MANNER of MAN MAGAZINE



A late but well deserved thank you to Nicola Linza for this interview in Manner of Man.

A great honor for me to be mentioned on the same page as the Legendary Maestro Luchino Visconti, his films have left a incomparable mark in the history of cinema and with me personally as an inspiration in my photography.

M/M Flesh and Blood – The photography of Sam Scott Schiavo

Images supplied to Manner of Man for this piece by Sam Scott Schiavo. All rights reserved.

This excluisve interview with photographer Sam Scott Schiavo was conducted by Nicola Linza April 2010 in Vienna.

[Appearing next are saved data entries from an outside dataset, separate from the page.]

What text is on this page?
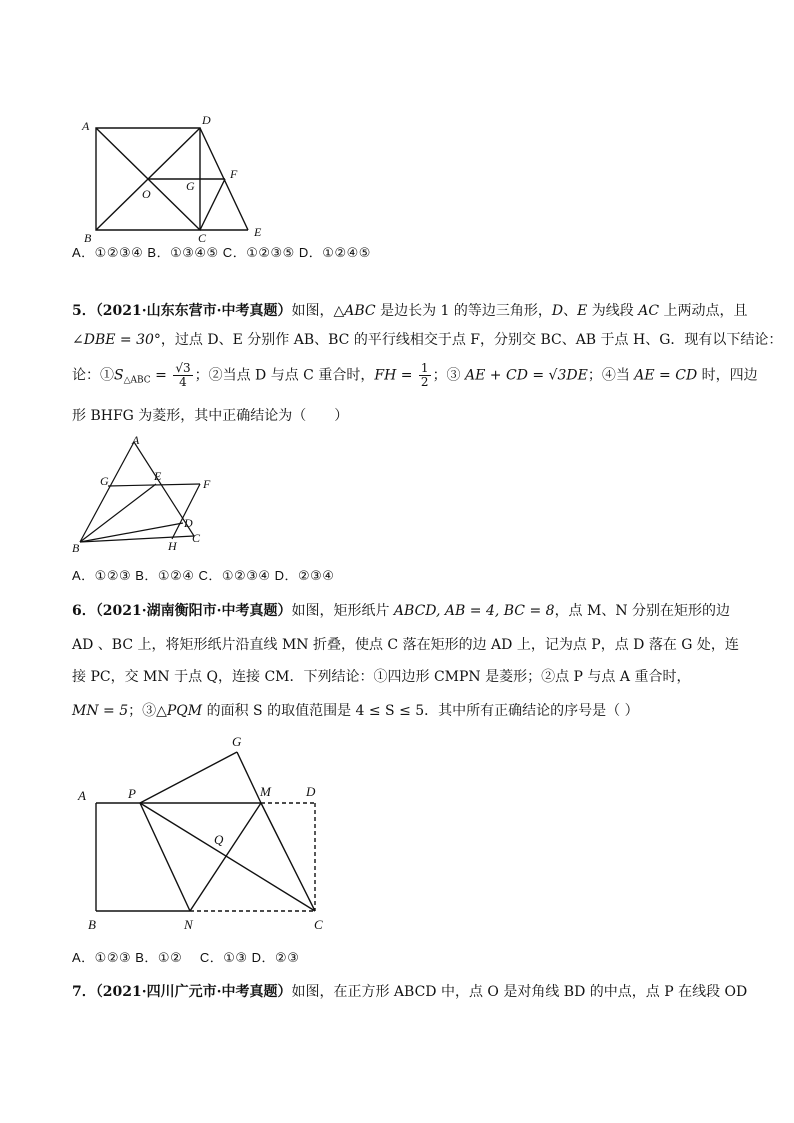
A	D
F
G
O
B	C	E
A．①②③④ B．①③④⑤ C．①②③⑤ D．①②④⑤
5．（2021·山东东营市·中考真题）如图，△ABC 是边长为 1 的等边三角形，D、E 为线段 AC 上两动点，且
∠DBE = 30°，过点 D、E 分别作 AB、BC 的平行线相交于点 F，分别交 BC、AB 于点 H、G．现有以下结论：
论：$①S_{\triangle ABC} = \frac{√3}{4}$ ；②当点 D 与点 C 重合时，FH = $\frac{1}{2}$ ；③ AE + CD = √3DE；④当 AE = CD 时，四边
形 BHFG 为菱形，其中正确结论为（　　）
A
G	E
F
D
C
B	H
A．①②③ B．①②④ C．①②③④ D．②③④
6．（2021·湖南衡阳市·中考真题）如图，矩形纸片 ABCD, AB = 4, BC = 8，点 M、N 分别在矩形的边
AD 、BC 上，将矩形纸片沿直线 MN 折叠，使点 C 落在矩形的边 AD 上，记为点 P，点 D 落在 G 处，连
接 PC，交 MN 于点 Q，连接 CM．下列结论：①四边形 CMPN 是菱形；②点 P 与点 A 重合时，
MN = 5；③△PQM 的面积 S 的取值范围是 4 ≤ S ≤ 5．其中所有正确结论的序号是（ ）
G
A	P	M	D
Q
B	N	C
A．①②③ B．①②　 C．①③ D．②③
7．（2021·四川广元市·中考真题）如图，在正方形 ABCD 中，点 O 是对角线 BD 的中点，点 P 在线段 OD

Flesh and Blood – The photography of Sam Scott Schiavo

The great Luchino Visconti created a tension and sensuality that is at once sexual, and at the same time raw, brutal and unresolved in his 1960 film Rocco e i suoi fratelli. This duality and complexity is exemplified by the star Rocco played by Alain Delon. What this film shows is that in life there are many sides to a story. These aspects especially pertain to male experiences of desire as well as growth, expansion, fight, flight, ruination and disintegration, and yes rebirth. These many aspects lead to seeing, and in such visionary moments, we often examine ourselves.

Visconti’s oeuvre is an example of a body of work that seeks perfection, as a highly controlled device in a continual search for a new realism, which is at once fresh yet leads to a déjà vu recognisability. In photography the imagery creates a psychological moment, it tells a story of a situation one that is often highly suggestive and often amplifies the realities of the mind of the viewer. The hidden aspects of sexuality and the often-masked complexities of the psyche become relevant.

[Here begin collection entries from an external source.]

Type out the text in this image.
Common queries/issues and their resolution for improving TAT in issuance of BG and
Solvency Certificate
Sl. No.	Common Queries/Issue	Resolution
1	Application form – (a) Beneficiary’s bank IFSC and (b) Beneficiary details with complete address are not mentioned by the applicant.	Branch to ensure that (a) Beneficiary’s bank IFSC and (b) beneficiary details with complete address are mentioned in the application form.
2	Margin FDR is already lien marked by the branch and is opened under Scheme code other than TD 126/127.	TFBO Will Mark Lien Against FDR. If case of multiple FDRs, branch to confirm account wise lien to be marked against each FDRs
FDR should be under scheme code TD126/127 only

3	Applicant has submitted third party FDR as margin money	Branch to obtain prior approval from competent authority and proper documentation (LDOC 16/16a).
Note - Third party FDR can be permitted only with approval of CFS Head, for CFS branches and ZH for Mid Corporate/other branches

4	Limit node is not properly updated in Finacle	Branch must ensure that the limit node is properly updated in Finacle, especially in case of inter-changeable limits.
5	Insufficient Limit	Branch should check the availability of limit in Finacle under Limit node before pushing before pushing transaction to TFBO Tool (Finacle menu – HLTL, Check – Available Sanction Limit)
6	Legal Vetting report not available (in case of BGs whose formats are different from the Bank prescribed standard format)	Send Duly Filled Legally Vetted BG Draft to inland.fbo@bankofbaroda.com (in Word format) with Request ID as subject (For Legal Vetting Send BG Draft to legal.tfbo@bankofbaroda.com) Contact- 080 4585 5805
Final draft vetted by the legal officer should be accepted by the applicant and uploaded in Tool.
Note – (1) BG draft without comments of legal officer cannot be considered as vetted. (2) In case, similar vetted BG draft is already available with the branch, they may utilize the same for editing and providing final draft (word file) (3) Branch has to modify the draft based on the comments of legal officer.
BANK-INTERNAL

A prime example of how photography handles these complexities of expansion, disintegration and exposure to me is displayed in the work of my friend fashion photographer Sam Scott Schiavo. His portfolio is refined, controlled and sensual …completely free from constraint while handling beauty and brutality in its handling of the moment …its true flesh and blood.

In the essence of Visconti’s masterpiece Rocco e i suoi fratelli, its primary focus on men and the male condition and masculine psyche, for Manner of Man I met up with Schiavo in Vienna. I wanted to open up an abstract dialogue and voyeuristically view the mind behind his lens, and while putting this piece together I could not get the picture of Rocco (Alain Delon) out of my mind, because his intensity and emotion in the film is the flesh and blood that remains with one …long after the film is over.

1.What is the ultimate visual essence sought when photographing a man?

Ideally capturing in a fragment of a second, in a frame, the essence of the man, real, true, his soul exposed, his beauty both outwardly and within, his flesh and blood, a stolen moment … which in turn gives the viewer an emotion …

2. What is it about black and white photography that creates intensity and sexuality?

Color is distracting, detracts from the core, too many colors and so many saturations. There is nothing like black and white in analog, there have been advances in digital but … I still find good black and white photography and cinema mystifying, the play of light, the strength in the tones all create depth and emotion, just look at the sweat and blood on Delon’s Rocco character during his ferocious bouts with his brother and in the ring, the light reflecting in his eyes, in black and white the imagery is so intense, and again, the viewer feels the tension and also the maleness, the carnality, the crude sexuality. These same scenes in color would not be as intense if not for some ridiculous added Hollywood effects. Black and white photography is pure, basic and raw as our own sexuality should be.

3.Where is the line between the sensual and brutal in still photography?

Sensual is just that …using all our senses, our imagination, using man’s largest organ, the brain. It becomes brutal when it becomes false; today’s false imagery created by over zealous Photoshop causes a twisted imagery of self worth and ideals, damaging brutally ourselves and especially the young with false improbable images.
4. When are you satisfied with an image?
When I am doing a one on one portrait, I feel it in my gut that my subject has let go and has shown his inner self but more than that, if the image continually returns in my thoughts or to the viewers I have accomplished my goal. A recent example, I showed a preview of two images from my forthcoming book to a English journalist, a few days later he contacted me stating how he could not get one of the images out of his mind… This is exactly what I wish my photography to achieve and this is my ultimate satisfaction for an image!

5. Why do men often find the need to hide behind a façade, whatever form that façade takes?

Men are conditioned to the ideals of `power/potere’, a male child plays as a general, not a meager private. Men had past Hollywood images as The Duke, Eastwood, and Bronson, no one purposely wanted to be that skinny weakling that gets sand kicked in his face and Charles Atlas had to help! The ‘Power’ equation … success, sex, money and influence and is an international malady.
Thus men are willing to hide behind a facade to attain at any cost or internal suffering, maybe this past generation, with some new role models, a few things are changing. Mediterranean men may be more ’emotional’ but the ‘facade’ is still strong.